I suspect in detective work there would be less criticism of the Bayesian process, yet I think that’s exactly what Carrier is doing — working with evidence pure and simple, not “history” or “historical questions” etc. Those are all things to be brought into the mix much, much later. But it’s easy to let them confuse the picture at the earliest fact-finding stage.

Biblical HJ scholars are partly to blame for this. They themselves are working on the basis of a pre-twentieth century view of “history” — where certain events, persons, situations, etc are all pictured as really existing, in reality, and needing consideration whenever they think about specific questions. Yet in reality there is no really existing history. Everything is in the historian’s mind. And everything, everything, is subject to radical review because of this. It all comes back to understanding that evidence has to be interpreted and a picture created in our minds on the basis of this.

It’s entirely his right to abridge your comment.

It’s within his power, but I wouldn’t say it’s his right. In my experience, a comment is either approved or denied. This is fairly universal. ‘Editing’ a comment for reasons other than use of profanity rather treats the comment as if it doesn’t belong at all to the person who took the time to compose it.

In any case, if you take the time to write a comment – and thereby indirectly lend support to a site by contributing to the discussion, adding page hits, etc. – it’s entirely within your right not to visit the site again if your words are going to be altered. I exercise that right.

There is no problem each of us assigning different subjective values for “likely”, “very likely”, etc — all that is needed is for one to be consistent if working alone, and to nut out a common agreement is working with others.

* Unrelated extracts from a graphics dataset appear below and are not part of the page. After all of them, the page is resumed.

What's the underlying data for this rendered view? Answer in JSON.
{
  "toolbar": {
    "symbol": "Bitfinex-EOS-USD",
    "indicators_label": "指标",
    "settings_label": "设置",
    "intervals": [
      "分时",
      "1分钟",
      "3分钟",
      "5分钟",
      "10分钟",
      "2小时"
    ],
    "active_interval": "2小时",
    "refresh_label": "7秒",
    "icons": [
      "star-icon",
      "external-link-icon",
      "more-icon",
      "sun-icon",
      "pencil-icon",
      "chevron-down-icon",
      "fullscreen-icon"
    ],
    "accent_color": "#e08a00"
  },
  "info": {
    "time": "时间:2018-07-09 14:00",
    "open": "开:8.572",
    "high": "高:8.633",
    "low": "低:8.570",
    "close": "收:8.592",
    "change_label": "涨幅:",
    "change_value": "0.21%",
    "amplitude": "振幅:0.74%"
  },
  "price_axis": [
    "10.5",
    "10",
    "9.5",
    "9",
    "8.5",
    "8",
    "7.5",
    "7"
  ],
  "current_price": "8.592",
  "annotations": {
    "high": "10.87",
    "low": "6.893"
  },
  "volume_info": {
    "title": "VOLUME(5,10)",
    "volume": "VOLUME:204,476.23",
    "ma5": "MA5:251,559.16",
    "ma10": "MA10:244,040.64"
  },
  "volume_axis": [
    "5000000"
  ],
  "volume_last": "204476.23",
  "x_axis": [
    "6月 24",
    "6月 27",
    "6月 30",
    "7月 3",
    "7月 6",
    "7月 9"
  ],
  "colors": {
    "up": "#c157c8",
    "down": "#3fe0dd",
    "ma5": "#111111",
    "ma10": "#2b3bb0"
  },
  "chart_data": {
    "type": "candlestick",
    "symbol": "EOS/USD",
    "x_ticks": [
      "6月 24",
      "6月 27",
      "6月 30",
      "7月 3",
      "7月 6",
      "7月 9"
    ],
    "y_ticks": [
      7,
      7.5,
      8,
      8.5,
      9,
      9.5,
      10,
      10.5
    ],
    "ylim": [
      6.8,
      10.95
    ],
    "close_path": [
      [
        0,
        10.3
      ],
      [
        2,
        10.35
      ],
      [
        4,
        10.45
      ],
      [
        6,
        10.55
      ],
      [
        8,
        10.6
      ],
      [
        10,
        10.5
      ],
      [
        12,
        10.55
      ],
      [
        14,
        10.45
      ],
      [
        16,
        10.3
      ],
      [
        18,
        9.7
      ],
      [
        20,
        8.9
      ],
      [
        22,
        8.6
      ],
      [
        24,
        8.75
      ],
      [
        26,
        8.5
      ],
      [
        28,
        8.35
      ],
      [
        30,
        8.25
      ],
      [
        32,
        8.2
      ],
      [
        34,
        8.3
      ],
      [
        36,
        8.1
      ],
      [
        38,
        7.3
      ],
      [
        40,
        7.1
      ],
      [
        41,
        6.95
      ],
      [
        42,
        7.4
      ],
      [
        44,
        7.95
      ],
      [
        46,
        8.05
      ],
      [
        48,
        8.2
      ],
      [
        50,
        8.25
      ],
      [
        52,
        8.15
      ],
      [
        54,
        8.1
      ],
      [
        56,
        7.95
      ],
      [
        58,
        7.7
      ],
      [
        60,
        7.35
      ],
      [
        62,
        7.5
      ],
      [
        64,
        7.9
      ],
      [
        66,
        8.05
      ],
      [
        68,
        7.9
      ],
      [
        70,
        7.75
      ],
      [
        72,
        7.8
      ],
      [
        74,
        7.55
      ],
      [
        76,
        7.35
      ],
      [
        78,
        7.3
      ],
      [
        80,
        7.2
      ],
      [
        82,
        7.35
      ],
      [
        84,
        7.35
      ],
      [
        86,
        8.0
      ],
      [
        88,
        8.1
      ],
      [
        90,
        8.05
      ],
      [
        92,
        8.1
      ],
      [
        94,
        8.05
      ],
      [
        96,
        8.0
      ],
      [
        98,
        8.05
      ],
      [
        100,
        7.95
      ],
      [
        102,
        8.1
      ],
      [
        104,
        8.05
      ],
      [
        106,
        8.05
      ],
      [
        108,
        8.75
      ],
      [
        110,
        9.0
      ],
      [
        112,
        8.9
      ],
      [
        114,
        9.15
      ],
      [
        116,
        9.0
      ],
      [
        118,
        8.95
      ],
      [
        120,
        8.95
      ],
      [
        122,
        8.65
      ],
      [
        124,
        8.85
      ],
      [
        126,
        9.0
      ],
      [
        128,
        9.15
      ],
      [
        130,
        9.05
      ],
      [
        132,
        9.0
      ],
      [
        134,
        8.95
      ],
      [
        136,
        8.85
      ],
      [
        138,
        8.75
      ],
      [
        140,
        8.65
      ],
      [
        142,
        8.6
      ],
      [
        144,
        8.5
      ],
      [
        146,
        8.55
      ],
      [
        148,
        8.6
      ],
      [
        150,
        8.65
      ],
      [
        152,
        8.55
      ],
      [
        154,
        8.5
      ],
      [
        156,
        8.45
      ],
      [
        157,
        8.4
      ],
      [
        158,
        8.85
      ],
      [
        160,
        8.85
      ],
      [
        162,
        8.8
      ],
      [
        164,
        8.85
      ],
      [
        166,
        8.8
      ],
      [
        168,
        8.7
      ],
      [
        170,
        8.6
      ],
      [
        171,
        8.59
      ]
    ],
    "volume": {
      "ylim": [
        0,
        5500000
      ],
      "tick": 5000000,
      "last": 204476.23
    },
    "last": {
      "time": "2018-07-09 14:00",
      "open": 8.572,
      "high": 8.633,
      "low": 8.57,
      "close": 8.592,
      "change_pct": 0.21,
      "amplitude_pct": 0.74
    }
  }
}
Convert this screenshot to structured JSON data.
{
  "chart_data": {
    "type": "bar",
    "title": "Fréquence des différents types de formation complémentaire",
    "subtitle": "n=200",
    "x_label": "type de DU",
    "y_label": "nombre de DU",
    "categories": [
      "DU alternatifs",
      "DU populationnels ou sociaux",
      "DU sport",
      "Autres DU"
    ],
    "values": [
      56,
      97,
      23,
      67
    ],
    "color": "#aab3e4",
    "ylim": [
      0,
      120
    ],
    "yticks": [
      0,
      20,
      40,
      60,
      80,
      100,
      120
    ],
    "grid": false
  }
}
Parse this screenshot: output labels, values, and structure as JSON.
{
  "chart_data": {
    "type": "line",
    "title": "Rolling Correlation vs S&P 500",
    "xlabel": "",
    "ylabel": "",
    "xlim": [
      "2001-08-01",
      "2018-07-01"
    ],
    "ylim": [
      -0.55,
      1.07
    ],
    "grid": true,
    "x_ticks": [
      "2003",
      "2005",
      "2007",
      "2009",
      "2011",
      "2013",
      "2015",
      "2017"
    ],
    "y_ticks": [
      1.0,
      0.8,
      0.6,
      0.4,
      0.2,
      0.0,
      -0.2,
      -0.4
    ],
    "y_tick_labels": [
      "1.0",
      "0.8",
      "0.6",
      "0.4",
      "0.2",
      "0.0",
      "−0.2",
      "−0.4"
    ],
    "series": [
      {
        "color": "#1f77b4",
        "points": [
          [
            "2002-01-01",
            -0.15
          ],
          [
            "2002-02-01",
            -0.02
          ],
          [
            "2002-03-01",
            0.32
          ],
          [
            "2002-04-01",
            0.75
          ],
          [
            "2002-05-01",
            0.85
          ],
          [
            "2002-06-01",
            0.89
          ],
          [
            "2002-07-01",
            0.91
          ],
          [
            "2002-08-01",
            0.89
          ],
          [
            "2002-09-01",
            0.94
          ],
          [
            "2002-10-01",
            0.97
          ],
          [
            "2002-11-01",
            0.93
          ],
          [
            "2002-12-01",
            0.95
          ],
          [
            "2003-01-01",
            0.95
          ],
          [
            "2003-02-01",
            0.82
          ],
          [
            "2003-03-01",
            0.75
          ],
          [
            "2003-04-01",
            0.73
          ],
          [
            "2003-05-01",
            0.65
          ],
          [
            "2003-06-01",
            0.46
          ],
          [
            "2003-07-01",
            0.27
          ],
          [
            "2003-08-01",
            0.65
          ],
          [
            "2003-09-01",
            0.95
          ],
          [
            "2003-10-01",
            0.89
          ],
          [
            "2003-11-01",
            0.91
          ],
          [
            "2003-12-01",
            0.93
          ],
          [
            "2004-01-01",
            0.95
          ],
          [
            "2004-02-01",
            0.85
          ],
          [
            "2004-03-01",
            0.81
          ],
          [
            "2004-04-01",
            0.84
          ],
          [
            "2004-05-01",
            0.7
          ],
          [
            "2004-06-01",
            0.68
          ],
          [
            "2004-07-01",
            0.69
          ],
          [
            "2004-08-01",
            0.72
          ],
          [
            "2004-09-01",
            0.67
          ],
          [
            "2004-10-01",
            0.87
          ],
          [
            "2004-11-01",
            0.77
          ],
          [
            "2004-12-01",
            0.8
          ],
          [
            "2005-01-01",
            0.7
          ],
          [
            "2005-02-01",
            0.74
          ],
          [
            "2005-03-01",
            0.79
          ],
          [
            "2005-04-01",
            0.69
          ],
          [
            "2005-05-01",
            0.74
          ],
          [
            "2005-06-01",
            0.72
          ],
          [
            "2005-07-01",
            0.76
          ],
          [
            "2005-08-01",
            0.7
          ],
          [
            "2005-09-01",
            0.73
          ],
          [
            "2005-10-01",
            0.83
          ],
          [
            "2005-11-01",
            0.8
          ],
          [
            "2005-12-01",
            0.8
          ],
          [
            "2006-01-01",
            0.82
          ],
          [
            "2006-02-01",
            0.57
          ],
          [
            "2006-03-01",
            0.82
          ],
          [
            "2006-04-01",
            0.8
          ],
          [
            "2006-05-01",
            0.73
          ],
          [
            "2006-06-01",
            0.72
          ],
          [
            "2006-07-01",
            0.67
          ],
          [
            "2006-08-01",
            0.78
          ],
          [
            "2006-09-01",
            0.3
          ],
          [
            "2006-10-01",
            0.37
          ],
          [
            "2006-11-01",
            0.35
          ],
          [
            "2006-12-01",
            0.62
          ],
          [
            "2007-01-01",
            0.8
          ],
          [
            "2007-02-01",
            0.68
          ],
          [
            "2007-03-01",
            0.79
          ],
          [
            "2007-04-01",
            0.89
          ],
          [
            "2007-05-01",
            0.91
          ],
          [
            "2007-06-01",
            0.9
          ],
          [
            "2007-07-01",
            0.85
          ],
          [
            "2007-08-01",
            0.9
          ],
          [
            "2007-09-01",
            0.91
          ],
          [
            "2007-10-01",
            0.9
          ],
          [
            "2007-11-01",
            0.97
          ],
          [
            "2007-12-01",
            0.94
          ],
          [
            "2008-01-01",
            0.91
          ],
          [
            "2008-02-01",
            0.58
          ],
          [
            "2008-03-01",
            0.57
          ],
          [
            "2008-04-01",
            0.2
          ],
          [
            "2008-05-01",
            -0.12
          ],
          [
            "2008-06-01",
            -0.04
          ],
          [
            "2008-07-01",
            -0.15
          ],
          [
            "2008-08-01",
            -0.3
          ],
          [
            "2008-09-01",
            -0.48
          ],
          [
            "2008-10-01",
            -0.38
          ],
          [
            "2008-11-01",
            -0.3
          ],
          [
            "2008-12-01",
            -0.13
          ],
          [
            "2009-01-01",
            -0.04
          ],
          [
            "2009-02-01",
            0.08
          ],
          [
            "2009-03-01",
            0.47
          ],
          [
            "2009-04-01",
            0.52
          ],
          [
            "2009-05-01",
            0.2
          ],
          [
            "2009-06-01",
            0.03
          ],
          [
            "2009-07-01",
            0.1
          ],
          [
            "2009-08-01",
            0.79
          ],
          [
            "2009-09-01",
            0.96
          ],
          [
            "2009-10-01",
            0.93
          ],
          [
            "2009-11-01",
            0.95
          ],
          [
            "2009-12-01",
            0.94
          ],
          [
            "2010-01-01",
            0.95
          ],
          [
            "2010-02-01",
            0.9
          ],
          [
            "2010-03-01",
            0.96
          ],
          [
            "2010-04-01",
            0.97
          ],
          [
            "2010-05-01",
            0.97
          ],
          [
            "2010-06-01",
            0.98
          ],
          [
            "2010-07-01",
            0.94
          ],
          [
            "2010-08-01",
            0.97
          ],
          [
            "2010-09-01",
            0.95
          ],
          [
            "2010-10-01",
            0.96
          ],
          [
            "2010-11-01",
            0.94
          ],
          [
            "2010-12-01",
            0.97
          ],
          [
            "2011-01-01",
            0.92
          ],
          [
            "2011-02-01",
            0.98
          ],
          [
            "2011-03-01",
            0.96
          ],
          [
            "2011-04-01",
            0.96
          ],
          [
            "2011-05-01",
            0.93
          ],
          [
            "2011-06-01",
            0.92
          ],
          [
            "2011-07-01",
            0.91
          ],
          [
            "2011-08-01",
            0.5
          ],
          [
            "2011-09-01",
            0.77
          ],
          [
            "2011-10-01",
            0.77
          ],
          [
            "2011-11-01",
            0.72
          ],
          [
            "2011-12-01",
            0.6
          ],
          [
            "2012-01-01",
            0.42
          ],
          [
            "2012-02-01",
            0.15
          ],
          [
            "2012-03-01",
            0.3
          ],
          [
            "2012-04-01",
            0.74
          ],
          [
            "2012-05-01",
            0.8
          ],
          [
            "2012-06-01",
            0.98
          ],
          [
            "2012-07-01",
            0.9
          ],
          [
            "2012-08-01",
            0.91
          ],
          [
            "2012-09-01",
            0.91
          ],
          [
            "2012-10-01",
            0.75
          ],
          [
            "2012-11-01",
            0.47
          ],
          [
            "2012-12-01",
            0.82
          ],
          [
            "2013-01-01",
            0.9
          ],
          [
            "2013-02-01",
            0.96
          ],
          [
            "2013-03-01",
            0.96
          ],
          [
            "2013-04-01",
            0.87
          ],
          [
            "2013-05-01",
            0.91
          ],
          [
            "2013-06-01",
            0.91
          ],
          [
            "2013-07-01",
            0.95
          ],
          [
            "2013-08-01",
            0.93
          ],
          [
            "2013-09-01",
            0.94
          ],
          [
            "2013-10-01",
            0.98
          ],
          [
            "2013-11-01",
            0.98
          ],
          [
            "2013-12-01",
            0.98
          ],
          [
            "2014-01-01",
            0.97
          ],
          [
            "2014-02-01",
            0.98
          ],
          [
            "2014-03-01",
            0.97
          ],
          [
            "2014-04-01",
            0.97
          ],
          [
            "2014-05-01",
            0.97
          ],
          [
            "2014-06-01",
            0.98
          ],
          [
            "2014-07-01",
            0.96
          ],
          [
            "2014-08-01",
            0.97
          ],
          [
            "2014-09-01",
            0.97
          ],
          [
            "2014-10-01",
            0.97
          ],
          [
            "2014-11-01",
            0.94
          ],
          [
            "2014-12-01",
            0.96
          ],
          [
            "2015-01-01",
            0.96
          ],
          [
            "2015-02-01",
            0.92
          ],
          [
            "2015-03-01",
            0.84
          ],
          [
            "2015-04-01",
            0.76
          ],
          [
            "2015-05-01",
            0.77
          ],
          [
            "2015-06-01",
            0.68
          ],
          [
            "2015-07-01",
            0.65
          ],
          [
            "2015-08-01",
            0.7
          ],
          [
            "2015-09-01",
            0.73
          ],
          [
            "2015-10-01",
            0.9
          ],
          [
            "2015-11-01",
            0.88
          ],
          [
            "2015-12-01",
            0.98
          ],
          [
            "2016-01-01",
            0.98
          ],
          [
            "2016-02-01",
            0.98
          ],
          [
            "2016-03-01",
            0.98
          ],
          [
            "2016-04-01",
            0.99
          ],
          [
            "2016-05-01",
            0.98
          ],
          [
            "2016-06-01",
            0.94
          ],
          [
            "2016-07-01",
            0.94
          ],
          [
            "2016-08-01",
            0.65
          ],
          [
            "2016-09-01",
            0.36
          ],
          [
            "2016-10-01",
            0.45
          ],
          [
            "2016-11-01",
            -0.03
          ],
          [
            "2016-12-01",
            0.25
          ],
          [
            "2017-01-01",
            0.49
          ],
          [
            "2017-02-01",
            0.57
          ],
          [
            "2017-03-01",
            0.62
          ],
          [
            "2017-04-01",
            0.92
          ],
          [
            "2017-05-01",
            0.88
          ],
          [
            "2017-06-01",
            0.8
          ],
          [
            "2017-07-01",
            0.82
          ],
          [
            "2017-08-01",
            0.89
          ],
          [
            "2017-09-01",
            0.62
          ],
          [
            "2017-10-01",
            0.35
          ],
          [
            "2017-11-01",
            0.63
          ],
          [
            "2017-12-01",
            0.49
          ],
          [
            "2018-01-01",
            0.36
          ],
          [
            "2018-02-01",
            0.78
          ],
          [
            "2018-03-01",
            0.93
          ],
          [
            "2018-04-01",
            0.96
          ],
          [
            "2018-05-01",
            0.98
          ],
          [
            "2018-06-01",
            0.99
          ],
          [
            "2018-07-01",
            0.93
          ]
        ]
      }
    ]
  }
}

Again, I don’t disagree, though with Bayes you are clearly doing computation with quantities and not intuitively juggling qualities, i.e. terms like ‘likely’, etc. Bayes is great for internal rigor and consistency *and* comparison with others using the same method. I simply wouldn’t overstate its usefulness in historical research, or more precisely, suggest its use would dramatically transform the quality of work on Jesus historicity, for example, as Carrier does.

Meh. Does anyone think these three posts were an effective rebuttal to Carrier’s arguments?

I think each issue or argument would need to be addressed on it’s own.

Carrier seems to want to avoid arguing over aspects of Paul’s historicity, and that may be because he has decided to address methodology as well as throwing only ‘one cat among the pigeons’.